New Wrist Sensor Tells You if You’re Stressed

Amid rising concerns over post-traumatic stress disorder and other mental illnesses, two MIT startups are developing wrist-worn sensors that can detect physiological signs of stress. 

What’s the Latest Development?

By measuring physiological metrics associated with higher stress levels, a new device worn on the wrist could help doctors diagnose and treat anxiety disorders such as PTSD. “The data collected by these devices can be fed into an algorithm that aims to learn what triggers anxiety, or when people may be about to engage in a risky behavior.
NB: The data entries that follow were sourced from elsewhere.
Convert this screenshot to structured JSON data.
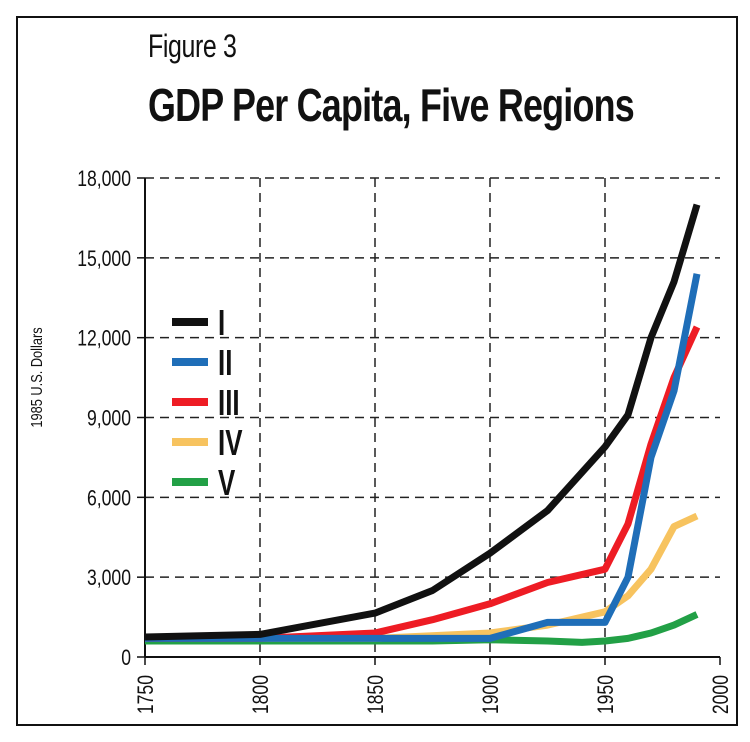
{
  "figure_label": "Figure 3",
  "chart_data": {
    "type": "line",
    "title": "GDP Per Capita, Five Regions",
    "xlabel": "",
    "ylabel": "1985 U.S. Dollars",
    "xlim": [
      1750,
      2000
    ],
    "ylim": [
      0,
      18000
    ],
    "x_ticks": [
      1750,
      1800,
      1850,
      1900,
      1950,
      2000
    ],
    "y_ticks": [
      0,
      3000,
      6000,
      9000,
      12000,
      15000,
      18000
    ],
    "y_tick_labels": [
      "0",
      "3,000",
      "6,000",
      "9,000",
      "12,000",
      "15,000",
      "18,000"
    ],
    "grid": true,
    "legend_position": "left",
    "series": [
      {
        "name": "I",
        "color": "#111111",
        "x": [
          1750,
          1800,
          1850,
          1875,
          1900,
          1925,
          1950,
          1960,
          1970,
          1980,
          1990
        ],
        "y": [
          750,
          850,
          1650,
          2500,
          3900,
          5500,
          7900,
          9100,
          12000,
          14100,
          17000
        ]
      },
      {
        "name": "II",
        "color": "#1f6eb8",
        "x": [
          1750,
          1800,
          1850,
          1900,
          1925,
          1950,
          1960,
          1970,
          1980,
          1990
        ],
        "y": [
          700,
          700,
          700,
          700,
          1300,
          1300,
          3000,
          7500,
          10000,
          14400
        ]
      },
      {
        "name": "III",
        "color": "#ee1c24",
        "x": [
          1750,
          1800,
          1850,
          1875,
          1900,
          1925,
          1950,
          1960,
          1970,
          1980,
          1990
        ],
        "y": [
          700,
          700,
          900,
          1400,
          2000,
          2800,
          3300,
          5000,
          8000,
          10500,
          12400
        ]
      },
      {
        "name": "IV",
        "color": "#f7c35f",
        "x": [
          1750,
          1800,
          1850,
          1900,
          1925,
          1950,
          1960,
          1970,
          1980,
          1990
        ],
        "y": [
          700,
          700,
          700,
          900,
          1200,
          1700,
          2300,
          3300,
          4900,
          5300
        ]
      },
      {
        "name": "V",
        "color": "#22a046",
        "x": [
          1750,
          1800,
          1850,
          1875,
          1900,
          1925,
          1940,
          1950,
          1960,
          1970,
          1980,
          1990
        ],
        "y": [
          600,
          600,
          600,
          600,
          650,
          600,
          550,
          600,
          700,
          900,
          1200,
          1600
        ]
      }
    ]
  }
}
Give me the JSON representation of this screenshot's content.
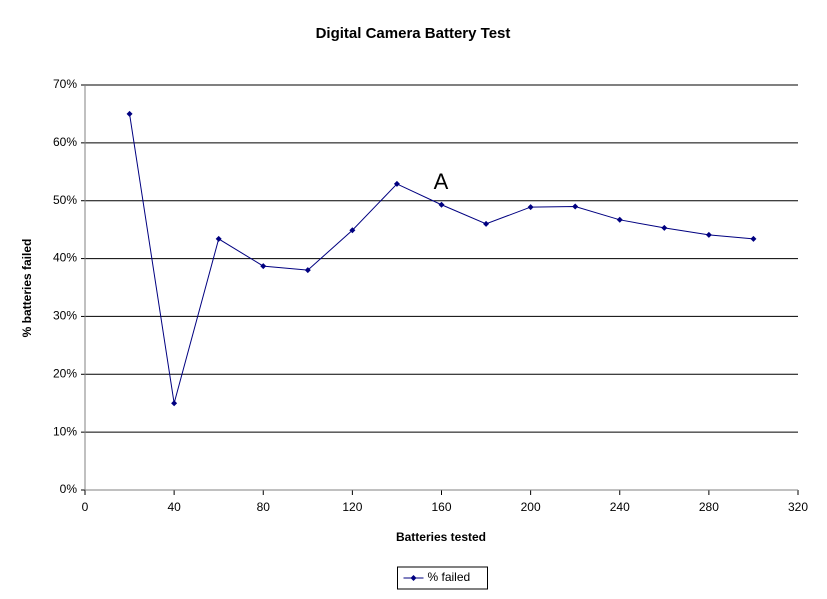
{
  "chart_data": {
    "type": "line",
    "title": "Digital Camera Battery Test",
    "xlabel": "Batteries tested",
    "ylabel": "% batteries failed",
    "annotations": [
      "A"
    ],
    "x": [
      20,
      40,
      60,
      80,
      100,
      120,
      140,
      160,
      180,
      200,
      220,
      240,
      260,
      280,
      300
    ],
    "series": [
      {
        "name": "% failed",
        "color": "#000080",
        "values": [
          65,
          15,
          43.4,
          38.7,
          38,
          44.9,
          52.9,
          49.3,
          46,
          48.9,
          49,
          46.7,
          45.3,
          44.1,
          43.4
        ]
      }
    ],
    "xlim": [
      0,
      320
    ],
    "xticks": [
      0,
      40,
      80,
      120,
      160,
      200,
      240,
      280,
      320
    ],
    "ylim": [
      0,
      70
    ],
    "yticks": [
      {
        "value": 0,
        "label": "0%"
      },
      {
        "value": 10,
        "label": "10%"
      },
      {
        "value": 20,
        "label": "20%"
      },
      {
        "value": 30,
        "label": "30%"
      },
      {
        "value": 40,
        "label": "40%"
      },
      {
        "value": 50,
        "label": "50%"
      },
      {
        "value": 60,
        "label": "60%"
      },
      {
        "value": 70,
        "label": "70%"
      }
    ],
    "grid": true,
    "legend": "bottom"
  }
}
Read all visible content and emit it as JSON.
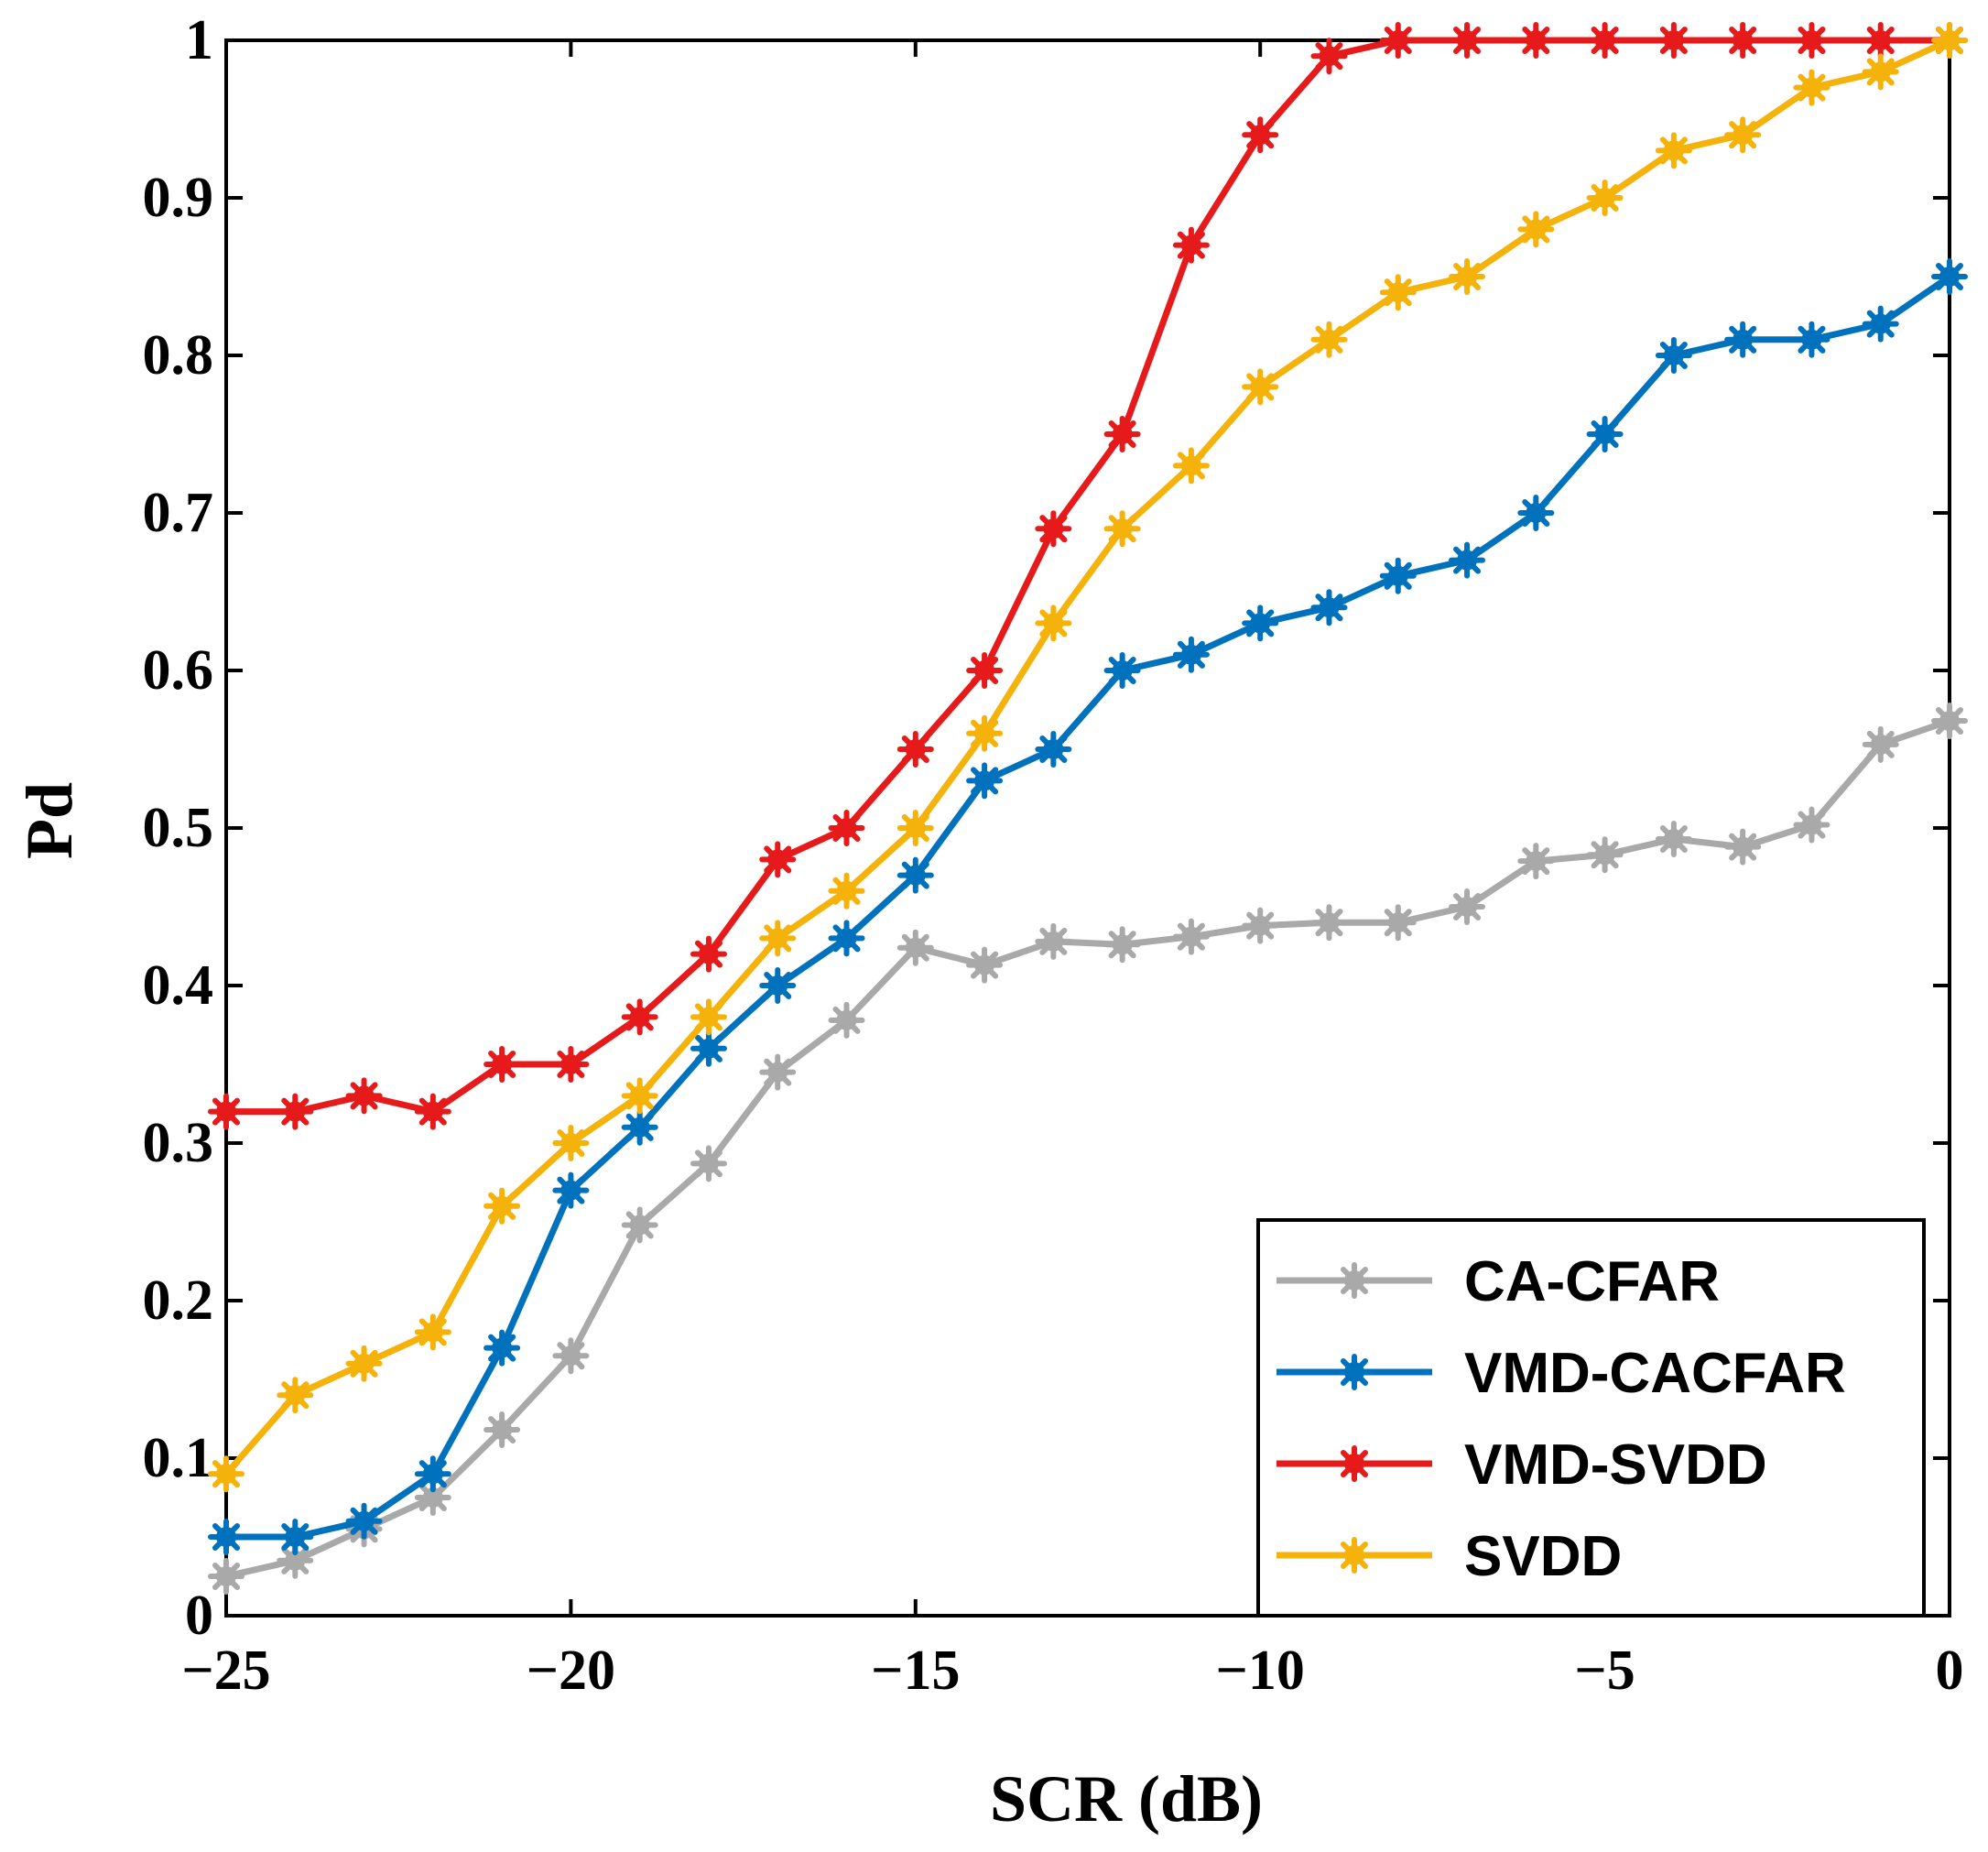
{
  "chart_data": {
    "type": "line",
    "title": "",
    "xlabel": "SCR (dB)",
    "ylabel": "Pd",
    "xlim": [
      -25,
      0
    ],
    "ylim": [
      0,
      1
    ],
    "xticks": [
      -25,
      -20,
      -15,
      -10,
      -5,
      0
    ],
    "xtick_labels": [
      "−25",
      "−20",
      "−15",
      "−10",
      "−5",
      "0"
    ],
    "yticks": [
      0,
      0.1,
      0.2,
      0.3,
      0.4,
      0.5,
      0.6,
      0.7,
      0.8,
      0.9,
      1
    ],
    "ytick_labels": [
      "0",
      "0.1",
      "0.2",
      "0.3",
      "0.4",
      "0.5",
      "0.6",
      "0.7",
      "0.8",
      "0.9",
      "1"
    ],
    "grid": false,
    "legend_position": "bottom-right",
    "x": [
      -25,
      -24,
      -23,
      -22,
      -21,
      -20,
      -19,
      -18,
      -17,
      -16,
      -15,
      -14,
      -13,
      -12,
      -11,
      -10,
      -9,
      -8,
      -7,
      -6,
      -5,
      -4,
      -3,
      -2,
      -1,
      0
    ],
    "series": [
      {
        "name": "CA-CFAR",
        "color": "#a9a9a9",
        "values": [
          0.025,
          0.035,
          0.055,
          0.075,
          0.118,
          0.165,
          0.248,
          0.287,
          0.345,
          0.378,
          0.424,
          0.413,
          0.428,
          0.426,
          0.431,
          0.438,
          0.44,
          0.44,
          0.45,
          0.479,
          0.483,
          0.493,
          0.488,
          0.502,
          0.553,
          0.568
        ]
      },
      {
        "name": "VMD-CACFAR",
        "color": "#0072bd",
        "values": [
          0.05,
          0.05,
          0.06,
          0.09,
          0.17,
          0.27,
          0.31,
          0.36,
          0.4,
          0.43,
          0.47,
          0.53,
          0.55,
          0.6,
          0.61,
          0.63,
          0.64,
          0.66,
          0.67,
          0.7,
          0.75,
          0.8,
          0.81,
          0.81,
          0.82,
          0.85
        ]
      },
      {
        "name": "VMD-SVDD",
        "color": "#e61a1a",
        "values": [
          0.32,
          0.32,
          0.33,
          0.32,
          0.35,
          0.35,
          0.38,
          0.42,
          0.48,
          0.5,
          0.55,
          0.6,
          0.69,
          0.75,
          0.87,
          0.94,
          0.99,
          1.0,
          1.0,
          1.0,
          1.0,
          1.0,
          1.0,
          1.0,
          1.0,
          1.0
        ]
      },
      {
        "name": "SVDD",
        "color": "#f5b20a",
        "values": [
          0.09,
          0.14,
          0.16,
          0.18,
          0.26,
          0.3,
          0.33,
          0.38,
          0.43,
          0.46,
          0.5,
          0.56,
          0.63,
          0.69,
          0.73,
          0.78,
          0.81,
          0.84,
          0.85,
          0.88,
          0.9,
          0.93,
          0.94,
          0.97,
          0.98,
          1.0
        ]
      }
    ]
  }
}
One goal is to head off destructive behavior, from drug abuse to suicide and violent outbursts, and to help with treatment.” The technology will likely become available to the public as apps connected to smart phone processors. 

What’s the Big Idea?

Robert Goldberg, a neuroscientist and founder of a company that is pioneering the devices, points to a grim national backdrop: “One in three U.S. adults has a form of mental disorder—ranging from attention deficit hyperactivity disorder to PTSD—making it the third-largest category of health-care spending.” By bringing mobile portable technologies to brain health, Goldberg wants to empower patients and doctors to make faster diagnoses. He says the device will be available by the end of 2013 and cost between $249 and $1,499 depending on features.